Tributes were paid last night to Paul Scofield, the stage actor who won an Academy Award for the film A Man for All Seasons, and who has died at the age of 86.
"He was a great friend and a great man," Dame Judi Dench said.
"He is such a manifestly good man, so humane and decent, and curiously void of ego," said director Richard Eyre, former artistic director of Britain's National Theatre.
Scofield, who had a rumbling voice once compared with a Rolls-Royce engine, died after a long battle with leukemia.
Known for his lack of ego and quiet personal life, Scofield made few films even after the Oscar for his 1966 portrayal of Tudor statesman Sir Thomas More and was a stage actor by preference and inclination.
Richard Burton, once regarded as heir to Laurence Olivier and John Gielgud at the summit of British theatre, said the title belonged to Scofield. "Of the 10 greatest moments in the theatre, eight are Scofield's," he said.
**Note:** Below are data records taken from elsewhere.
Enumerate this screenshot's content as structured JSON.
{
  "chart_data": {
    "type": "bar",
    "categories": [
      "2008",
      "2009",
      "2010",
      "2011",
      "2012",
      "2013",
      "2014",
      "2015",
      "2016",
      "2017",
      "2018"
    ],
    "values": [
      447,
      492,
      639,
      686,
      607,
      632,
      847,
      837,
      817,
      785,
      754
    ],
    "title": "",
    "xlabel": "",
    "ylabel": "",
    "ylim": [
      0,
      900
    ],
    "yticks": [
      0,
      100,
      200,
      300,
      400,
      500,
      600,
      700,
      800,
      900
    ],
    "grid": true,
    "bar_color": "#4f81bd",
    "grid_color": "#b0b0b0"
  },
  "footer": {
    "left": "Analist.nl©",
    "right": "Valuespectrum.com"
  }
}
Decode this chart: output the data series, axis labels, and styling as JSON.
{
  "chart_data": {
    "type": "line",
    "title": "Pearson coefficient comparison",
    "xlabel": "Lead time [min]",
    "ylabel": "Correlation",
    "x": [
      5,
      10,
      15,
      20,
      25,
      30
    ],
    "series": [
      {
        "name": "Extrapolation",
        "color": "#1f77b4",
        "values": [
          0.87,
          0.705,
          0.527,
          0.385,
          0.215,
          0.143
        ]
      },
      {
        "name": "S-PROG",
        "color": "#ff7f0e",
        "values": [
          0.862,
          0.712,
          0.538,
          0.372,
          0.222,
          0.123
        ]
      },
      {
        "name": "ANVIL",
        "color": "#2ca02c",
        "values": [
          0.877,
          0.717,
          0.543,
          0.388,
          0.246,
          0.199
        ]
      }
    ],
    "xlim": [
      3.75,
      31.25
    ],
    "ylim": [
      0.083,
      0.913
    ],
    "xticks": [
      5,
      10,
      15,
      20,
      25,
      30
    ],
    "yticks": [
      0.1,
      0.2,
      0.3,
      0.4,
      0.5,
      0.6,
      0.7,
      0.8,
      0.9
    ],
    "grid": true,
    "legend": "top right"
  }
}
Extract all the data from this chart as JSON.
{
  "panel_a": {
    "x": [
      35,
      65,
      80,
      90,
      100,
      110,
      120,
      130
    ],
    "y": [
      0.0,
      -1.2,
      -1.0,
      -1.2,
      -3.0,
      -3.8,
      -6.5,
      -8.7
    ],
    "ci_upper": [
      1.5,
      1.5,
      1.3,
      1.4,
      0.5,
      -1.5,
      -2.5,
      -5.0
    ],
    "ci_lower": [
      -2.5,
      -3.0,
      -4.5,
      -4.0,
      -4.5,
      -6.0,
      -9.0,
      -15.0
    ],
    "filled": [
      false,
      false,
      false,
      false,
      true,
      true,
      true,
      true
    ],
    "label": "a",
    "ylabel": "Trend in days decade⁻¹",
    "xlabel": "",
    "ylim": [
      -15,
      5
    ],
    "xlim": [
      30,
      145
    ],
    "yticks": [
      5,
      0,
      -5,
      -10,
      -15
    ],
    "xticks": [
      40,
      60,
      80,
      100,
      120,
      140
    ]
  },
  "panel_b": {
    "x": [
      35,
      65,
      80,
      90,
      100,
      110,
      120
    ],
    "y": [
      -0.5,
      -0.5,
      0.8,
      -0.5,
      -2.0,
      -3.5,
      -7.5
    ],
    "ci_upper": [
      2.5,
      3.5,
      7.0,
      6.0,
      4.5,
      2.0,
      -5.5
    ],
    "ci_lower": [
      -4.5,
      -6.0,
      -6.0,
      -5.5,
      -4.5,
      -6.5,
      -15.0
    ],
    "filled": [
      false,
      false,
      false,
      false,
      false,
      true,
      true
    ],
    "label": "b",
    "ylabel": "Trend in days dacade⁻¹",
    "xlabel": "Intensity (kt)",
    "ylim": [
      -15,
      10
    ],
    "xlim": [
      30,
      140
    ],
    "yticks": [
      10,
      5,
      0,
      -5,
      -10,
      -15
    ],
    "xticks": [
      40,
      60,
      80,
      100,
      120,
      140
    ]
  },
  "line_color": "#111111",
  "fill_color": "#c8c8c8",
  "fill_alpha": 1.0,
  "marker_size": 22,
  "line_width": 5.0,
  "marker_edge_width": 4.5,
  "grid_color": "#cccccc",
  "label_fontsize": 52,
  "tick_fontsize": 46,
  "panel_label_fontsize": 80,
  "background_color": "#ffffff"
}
Simon Callow, who acted with Scofield in the premiere of the play Amadeus in 1979, said: "He had a kind of extraordinary physical warmth, almost literally like being near a fire, in a way that I have almost never experienced with another actor. He had a charisma, a hypnotism, a kind of spell that he cast on an audience."
The actress Felicity Kendal, who worked with Scofield on three stage shows, said: "He was beautiful, sexy, mesmerising. He was a genius actor. "
Scofield was reportedly offered a knighthood three times, but declined. In 2001, however, he was named a Companion of Honour.